1912 – Yeşilköy Tayyare ve Makinist Mektebi açılıyor.
1919 – Türkiye Münakalatı Haviye Cemiyeti [Nakliye Cemiyeti. Bu cemiyet Türk Hava Kurumu’nun çekirdeğidir.]
1923 – Halkapınar Tayyare Atölyesi [Kurucusu: Vecihi Hürkuş. Burada tasarlanan Vecihi K-VI ilk Türk uçağıdır. Bu uçak Vecihi Hürkuş tasarımıdır.]
1925 – Türk Hava Kurumu (Tayyare Cemiyeti) kuruluyor.
1925 TOMTAŞ Tayyare ve Motor Türk Anonim Şirketi [Kurucu ortaklar: Türk Hava Kurumu ile Alman Junkers Uçak Fabrikası.]
1926 – Kayseri Tayyare Fabrikası [uçak üretmek amacıyla kurulmuştur.]
1932 – Eskişehir Tayyare Fabrikası [üretilen uçakların bakım ve onarımlarını yapmak amacıyla kurulmuştur.]
1932 – Vecihi Sivil Tayyare Mektebi [Kurucusu: Vecihi Hürkuş.]
1933 – Vecihi Faham Tayyare İnşa Atölyesi [Kurucusu: Vecihi Hürkuş.]

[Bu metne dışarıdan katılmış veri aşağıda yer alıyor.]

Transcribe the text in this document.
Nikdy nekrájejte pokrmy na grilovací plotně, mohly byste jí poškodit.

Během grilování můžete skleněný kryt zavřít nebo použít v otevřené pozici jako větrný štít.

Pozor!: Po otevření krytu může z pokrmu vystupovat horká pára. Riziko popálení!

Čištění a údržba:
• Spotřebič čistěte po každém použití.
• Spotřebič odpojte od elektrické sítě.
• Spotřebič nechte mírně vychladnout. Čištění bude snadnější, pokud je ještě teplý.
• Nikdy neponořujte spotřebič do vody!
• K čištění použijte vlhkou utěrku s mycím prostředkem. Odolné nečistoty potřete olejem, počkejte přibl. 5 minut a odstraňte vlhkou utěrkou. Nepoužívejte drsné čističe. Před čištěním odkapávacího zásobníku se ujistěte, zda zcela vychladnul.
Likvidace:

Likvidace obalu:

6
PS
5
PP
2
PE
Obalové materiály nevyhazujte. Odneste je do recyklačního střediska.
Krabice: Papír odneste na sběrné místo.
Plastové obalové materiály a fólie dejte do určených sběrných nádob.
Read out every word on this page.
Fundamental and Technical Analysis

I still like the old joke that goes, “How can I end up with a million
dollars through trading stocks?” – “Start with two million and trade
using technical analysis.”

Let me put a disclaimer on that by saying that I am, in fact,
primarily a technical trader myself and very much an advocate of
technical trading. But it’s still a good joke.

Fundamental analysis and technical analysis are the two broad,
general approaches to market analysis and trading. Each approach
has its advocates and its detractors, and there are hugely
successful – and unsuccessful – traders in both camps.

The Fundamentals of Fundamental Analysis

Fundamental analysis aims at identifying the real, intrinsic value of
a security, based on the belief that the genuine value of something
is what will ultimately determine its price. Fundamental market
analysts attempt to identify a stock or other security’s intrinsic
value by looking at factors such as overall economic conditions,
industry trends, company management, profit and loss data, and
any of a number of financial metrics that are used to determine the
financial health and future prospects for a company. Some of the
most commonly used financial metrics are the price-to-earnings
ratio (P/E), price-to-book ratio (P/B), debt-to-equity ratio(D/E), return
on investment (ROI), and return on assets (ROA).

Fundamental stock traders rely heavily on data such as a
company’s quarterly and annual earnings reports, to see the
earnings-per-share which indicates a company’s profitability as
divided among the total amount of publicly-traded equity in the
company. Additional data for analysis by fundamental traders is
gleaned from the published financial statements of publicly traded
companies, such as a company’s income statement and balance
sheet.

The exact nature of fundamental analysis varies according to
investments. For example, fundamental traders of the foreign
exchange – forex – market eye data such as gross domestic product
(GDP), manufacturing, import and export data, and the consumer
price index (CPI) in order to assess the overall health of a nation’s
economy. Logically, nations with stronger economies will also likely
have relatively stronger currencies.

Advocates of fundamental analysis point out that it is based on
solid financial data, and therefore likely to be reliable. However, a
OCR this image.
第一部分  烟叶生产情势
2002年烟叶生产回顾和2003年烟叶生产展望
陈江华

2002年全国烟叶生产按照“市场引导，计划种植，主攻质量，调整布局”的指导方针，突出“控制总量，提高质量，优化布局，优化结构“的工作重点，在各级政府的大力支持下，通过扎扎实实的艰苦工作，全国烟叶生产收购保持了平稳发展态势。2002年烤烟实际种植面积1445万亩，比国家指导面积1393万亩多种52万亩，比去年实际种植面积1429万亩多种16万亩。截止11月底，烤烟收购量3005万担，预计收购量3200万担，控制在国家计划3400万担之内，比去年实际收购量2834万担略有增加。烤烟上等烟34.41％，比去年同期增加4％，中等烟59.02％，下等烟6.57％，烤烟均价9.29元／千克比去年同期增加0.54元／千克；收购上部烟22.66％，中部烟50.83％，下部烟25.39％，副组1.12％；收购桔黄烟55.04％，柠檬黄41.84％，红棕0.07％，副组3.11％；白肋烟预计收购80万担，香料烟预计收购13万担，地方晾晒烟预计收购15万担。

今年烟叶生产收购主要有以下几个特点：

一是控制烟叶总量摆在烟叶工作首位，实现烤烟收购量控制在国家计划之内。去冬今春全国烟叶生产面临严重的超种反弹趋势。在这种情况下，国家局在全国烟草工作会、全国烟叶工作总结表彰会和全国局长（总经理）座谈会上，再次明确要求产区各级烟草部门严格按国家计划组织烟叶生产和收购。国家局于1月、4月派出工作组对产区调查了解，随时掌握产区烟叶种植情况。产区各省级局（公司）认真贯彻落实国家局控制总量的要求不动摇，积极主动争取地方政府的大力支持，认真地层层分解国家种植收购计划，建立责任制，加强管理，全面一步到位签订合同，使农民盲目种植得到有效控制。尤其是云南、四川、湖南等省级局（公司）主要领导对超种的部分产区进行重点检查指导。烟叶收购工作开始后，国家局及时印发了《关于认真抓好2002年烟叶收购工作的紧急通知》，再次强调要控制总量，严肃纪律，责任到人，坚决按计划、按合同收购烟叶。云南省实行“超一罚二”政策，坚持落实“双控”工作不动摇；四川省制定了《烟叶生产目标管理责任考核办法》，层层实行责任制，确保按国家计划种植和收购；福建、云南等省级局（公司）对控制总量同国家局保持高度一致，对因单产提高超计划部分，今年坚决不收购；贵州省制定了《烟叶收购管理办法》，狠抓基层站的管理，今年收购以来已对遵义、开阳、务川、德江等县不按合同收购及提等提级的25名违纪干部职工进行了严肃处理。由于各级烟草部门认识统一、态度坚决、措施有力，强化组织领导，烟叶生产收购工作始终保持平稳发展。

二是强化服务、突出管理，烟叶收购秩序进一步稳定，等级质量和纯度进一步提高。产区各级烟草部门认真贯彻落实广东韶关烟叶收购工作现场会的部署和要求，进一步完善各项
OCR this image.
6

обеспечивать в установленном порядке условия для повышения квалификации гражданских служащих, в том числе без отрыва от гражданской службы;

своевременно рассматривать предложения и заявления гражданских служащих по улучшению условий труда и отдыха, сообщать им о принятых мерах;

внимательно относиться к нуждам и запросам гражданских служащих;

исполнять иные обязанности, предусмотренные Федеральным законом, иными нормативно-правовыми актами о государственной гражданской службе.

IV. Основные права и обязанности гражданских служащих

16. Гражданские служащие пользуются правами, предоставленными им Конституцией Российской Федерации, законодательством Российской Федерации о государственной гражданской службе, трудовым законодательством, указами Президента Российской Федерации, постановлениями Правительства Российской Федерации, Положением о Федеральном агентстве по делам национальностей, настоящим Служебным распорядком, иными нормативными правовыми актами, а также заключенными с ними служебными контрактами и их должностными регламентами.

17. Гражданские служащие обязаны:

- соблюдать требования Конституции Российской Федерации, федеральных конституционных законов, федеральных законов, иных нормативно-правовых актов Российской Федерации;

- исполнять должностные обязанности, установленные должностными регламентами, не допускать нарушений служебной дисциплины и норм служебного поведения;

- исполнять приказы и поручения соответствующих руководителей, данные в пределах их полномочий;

1936 – Nuri Demirağ Tayyare Atölyesi [Şimdiki Beşiktaş Deniz Müzesi’nin hemen arkasındaydı. Nu.D36 uçakları bu atölyede üretilmiştir. Bu uçaklar Nuri Demirağ atölyesinin tasarımıdır. Beşiktaş’taki atölye yetersiz kalınca Yeşilköy’e taşınarak 1941 yılında Yeşilköy Nuri Demirağ Tayyare Fabrikası kurulmuştur. Buraya pilot yetiştirmek amacıyla Gök Okulu da kurulmuştur. Nuri Demirağ Yeşilköy’deki Elmas Paşa Çiftliğini satın alarak Amsterdam Havaalanı’nın bir benzeri olan Yeşilköy Havalimanı’nı da kurmuştur.]
1939 – Türk Hava Kurumu Etimesgut Tayyare Fabrikası Ankara.
1947 – Türk Hava Kurumu Gazi Uçak Motor Fabrikası [Atatürk’ün vasiyetiyle uçak motoru üretmek amacıyla Atatürk Orman Çiftliği arazisinde kurulmuştur.]
1950 – Ankara Rüzgâr Tüneli [Ülkemizde üretilen uçakların aerodinamik testlerini yapmak amacıyla kurulmuş ama uçak fabrikaları kapatıldığı için işlevsiz kalmıştır. Yıllar sonra tekrar hizmete açılacaktır.]
1984 – TUSAŞ Türk Havacılık ve Uzay Sanayii Anonim Şirketi.